Karam looked like he had been electrocuted. He sat rigid like a statue. He saw himself on TV leaving the store and pushing his way through the crowd. The TV set terrorized him. It upset him more deeply than Pak Polan's intimidation.
Click!
Karam switched off the television. His children protested. His wife looked at him in anger. He got more frightened when he and the others were called looters by the news reader.
He feared the police would come soon.
At 10 in the morning Pak Polan appeared. He was standing in the doorway. Karam burst out in a cold sweat and saw poverty through his overcast eyes.
"I saw looting. The TV set you took is bigger than the one you bought from me. Where are your installment payments?" Pak Polan said.
"I am sorry. I have no money yet!" Karam replied trembling.
"Just pay with the set you stole yesterday, the one I saw on the news this morning."
"But..."
"There are no buts. Or shall I show the police where you live."
In deep fear Karam handed over the TV set to Pak Polan who smiled in disdain. Before he left Polan said, "I can have somebody else pay for this set in installments. It will fetch a high price! Your debt is settled, Karam."
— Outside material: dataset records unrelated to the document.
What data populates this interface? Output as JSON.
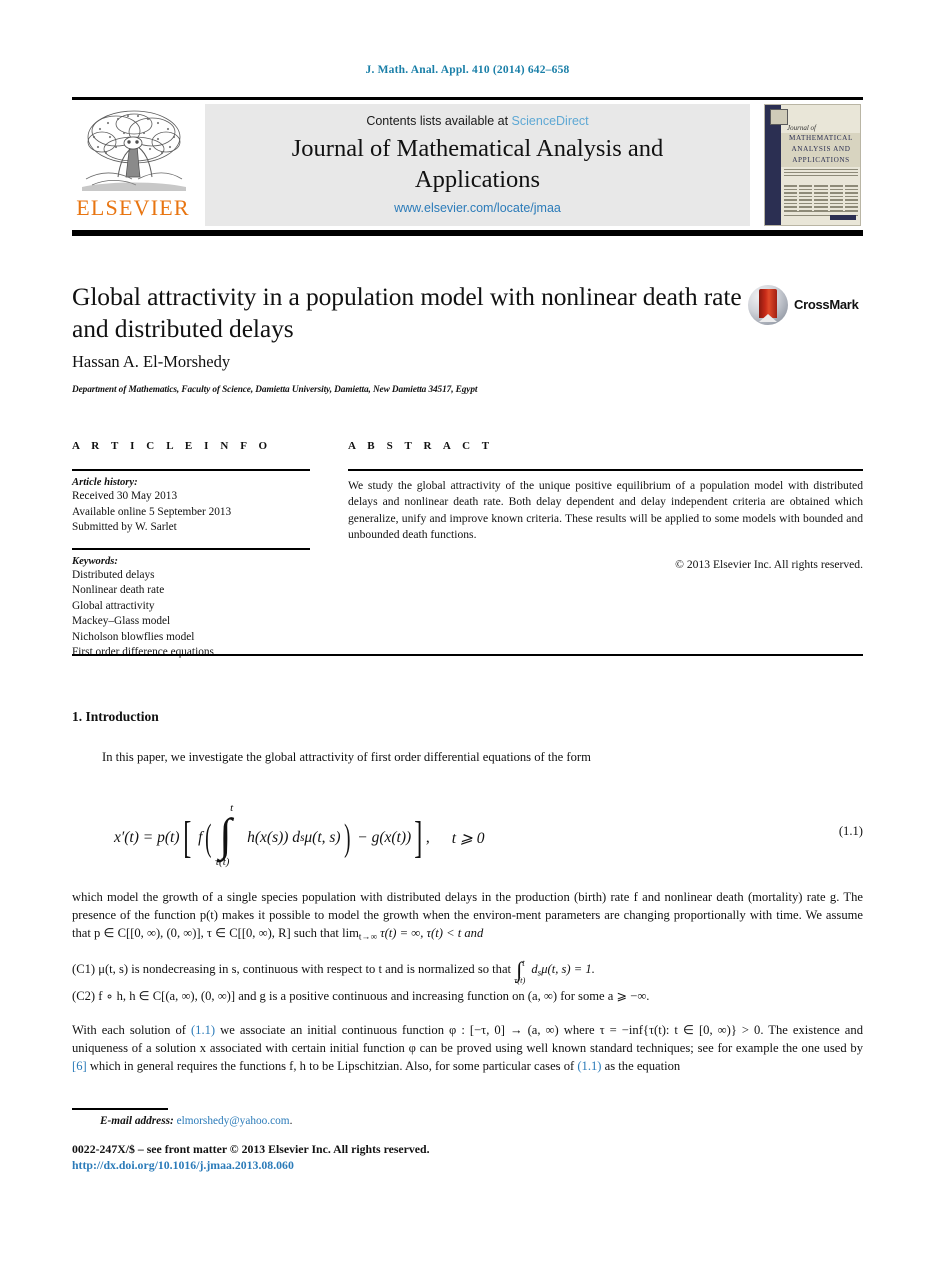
{
  "citation_header": "J. Math. Anal. Appl. 410 (2014) 642–658",
  "masthead": {
    "contents_prefix": "Contents lists available at",
    "sciencedirect": "ScienceDirect",
    "journal_title": "Journal of Mathematical Analysis and Applications",
    "journal_url": "www.elsevier.com/locate/jmaa",
    "publisher_wordmark": "ELSEVIER",
    "cover": {
      "journal_of": "Journal of",
      "line1": "MATHEMATICAL",
      "line2": "ANALYSIS AND",
      "line3": "APPLICATIONS"
    }
  },
  "article": {
    "title": "Global attractivity in a population model with nonlinear death rate and distributed delays",
    "crossmark_label": "CrossMark",
    "author": "Hassan A. El-Morshedy",
    "affiliation": "Department of Mathematics, Faculty of Science, Damietta University, Damietta, New Damietta 34517, Egypt"
  },
  "article_info": {
    "heading": "A R T I C L E   I N F O",
    "history_label": "Article history:",
    "history": [
      "Received 30 May 2013",
      "Available online 5 September 2013",
      "Submitted by W. Sarlet"
    ],
    "keywords_label": "Keywords:",
    "keywords": [
      "Distributed delays",
      "Nonlinear death rate",
      "Global attractivity",
      "Mackey–Glass model",
      "Nicholson blowflies model",
      "First order difference equations"
    ]
  },
  "abstract": {
    "heading": "A B S T R A C T",
    "text": "We study the global attractivity of the unique positive equilibrium of a population model with distributed delays and nonlinear death rate. Both delay dependent and delay independent criteria are obtained which generalize, unify and improve known criteria. These results will be applied to some models with bounded and unbounded death functions.",
    "copyright": "© 2013 Elsevier Inc. All rights reserved."
  },
  "body": {
    "section_title": "1. Introduction",
    "intro_paragraph": "In this paper, we investigate the global attractivity of first order differential equations of the form",
    "equation": {
      "number": "(1.1)",
      "lhs": "x′(t) = p(t)",
      "integral_upper": "t",
      "integral_lower": "τ(t)",
      "integrand": "h(x(s)) d",
      "integrand_sub": "s",
      "integrand_tail": "μ(t, s)",
      "minus_term": "− g(x(t))",
      "condition": "t ⩾ 0",
      "f_symbol": "f"
    },
    "paragraph_after_eq_1": "which model the growth of a single species population with distributed delays in the production (birth) rate f and nonlinear death (mortality) rate g. The presence of the function p(t) makes it possible to model the growth when the environ-ment parameters are changing proportionally with time. We assume that p ∈ C[[0, ∞), (0, ∞)], τ ∈ C[[0, ∞), R] such that",
    "paragraph_after_eq_1_tail": "lim",
    "limit_sub": "t→∞",
    "limit_rest": " τ(t) = ∞, τ(t) < t and",
    "condition_c1": "(C1)  μ(t, s) is nondecreasing in s, continuous with respect to t and is normalized so that",
    "condition_c1_int": "∫",
    "condition_c1_int_top": "t",
    "condition_c1_int_bot": "τ(t)",
    "condition_c1_tail": "d",
    "condition_c1_tail_sub": "s",
    "condition_c1_tail_rest": "μ(t, s) = 1.",
    "condition_c2": "(C2)  f ∘ h, h ∈ C[(a, ∞), (0, ∞)] and g is a positive continuous and increasing function on (a, ∞) for some a ⩾ −∞.",
    "final_paragraph_parts": {
      "p1": "With each solution of ",
      "ref1": "(1.1)",
      "p2": " we associate an initial continuous function φ : [−τ, 0] → (a, ∞) where τ = −inf{τ(t): t ∈ [0, ∞)} > 0. The existence and uniqueness of a solution x associated with certain initial function φ can be proved using well known standard techniques; see for example the one used by ",
      "ref2": "[6]",
      "p3": " which in general requires the functions f, h to be Lipschitzian. Also, for some particular cases of ",
      "ref3": "(1.1)",
      "p4": " as the equation"
    }
  },
  "footer": {
    "email_label": "E-mail address:",
    "email": "elmorshedy@yahoo.com",
    "email_period": ".",
    "imprint": "0022-247X/$ – see front matter  © 2013 Elsevier Inc. All rights reserved.",
    "doi": "http://dx.doi.org/10.1016/j.jmaa.2013.08.060"
  },
  "colors": {
    "link_blue": "#2b7bb9",
    "header_blue": "#1a7fa8",
    "sciencedirect_blue": "#5ea8d4",
    "elsevier_orange": "#E87511",
    "band_grey": "#e8e8e8"
  }
}
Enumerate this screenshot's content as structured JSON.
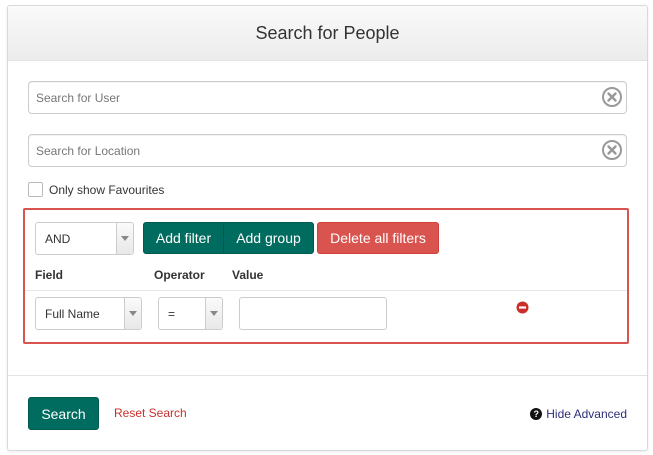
{
  "dialog": {
    "title": "Search for People"
  },
  "search_user": {
    "placeholder": "Search for User",
    "value": ""
  },
  "search_location": {
    "placeholder": "Search for Location",
    "value": ""
  },
  "favourites": {
    "label": "Only show Favourites",
    "checked": false
  },
  "filters": {
    "logic_selected": "AND",
    "add_filter_label": "Add filter",
    "add_group_label": "Add group",
    "delete_all_label": "Delete all filters",
    "columns": {
      "field": "Field",
      "operator": "Operator",
      "value": "Value"
    },
    "rows": [
      {
        "field": "Full Name",
        "operator": "=",
        "value": ""
      }
    ]
  },
  "footer": {
    "search_label": "Search",
    "reset_label": "Reset Search",
    "hide_advanced_label": "Hide Advanced",
    "help_icon_glyph": "?"
  },
  "colors": {
    "primary": "#006b5f",
    "danger": "#d9534f",
    "reset_link": "#c9302c",
    "hide_link": "#2e2e7a"
  },
  "icons": {
    "clear": "clear-circle-icon",
    "remove": "minus-circle-icon",
    "help": "question-circle-icon",
    "dropdown": "caret-down-icon"
  }
}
Karam's wife and children were dumbfounded.
Not long afterward, the neighborhood chief arrived.
"That TV set you took during the riots, you'd better return it to its owner or the police when things have calmed down. Your action was tantamount to stealing...," said the chief.
Karam acquiesced but said to himself, "But chief, Pak Polan has taken the TV set."
Karam saw in his imagination Pak Bakir and Bang Jupri taking away his TV set if he did not settle his other debts. He imagined the police catching him.
He was terribly worried. He wanted to go after Pak Polan and take the TV back.
In the distance a siren wailed near an emergency situation. It was probably from a fire, or only his feeling of great fear for life.
Translated by SH
The writer was born in Padang, West Sumatra, in 1969. Since 1986, his short stories have been published in national and local newspapers. One of his works, Pistol Perdamaian, was published in the 1996 selection of Kompas best short stories. His poetry collection, Interior Kelahiran, was published by Angkasa Bandung last year.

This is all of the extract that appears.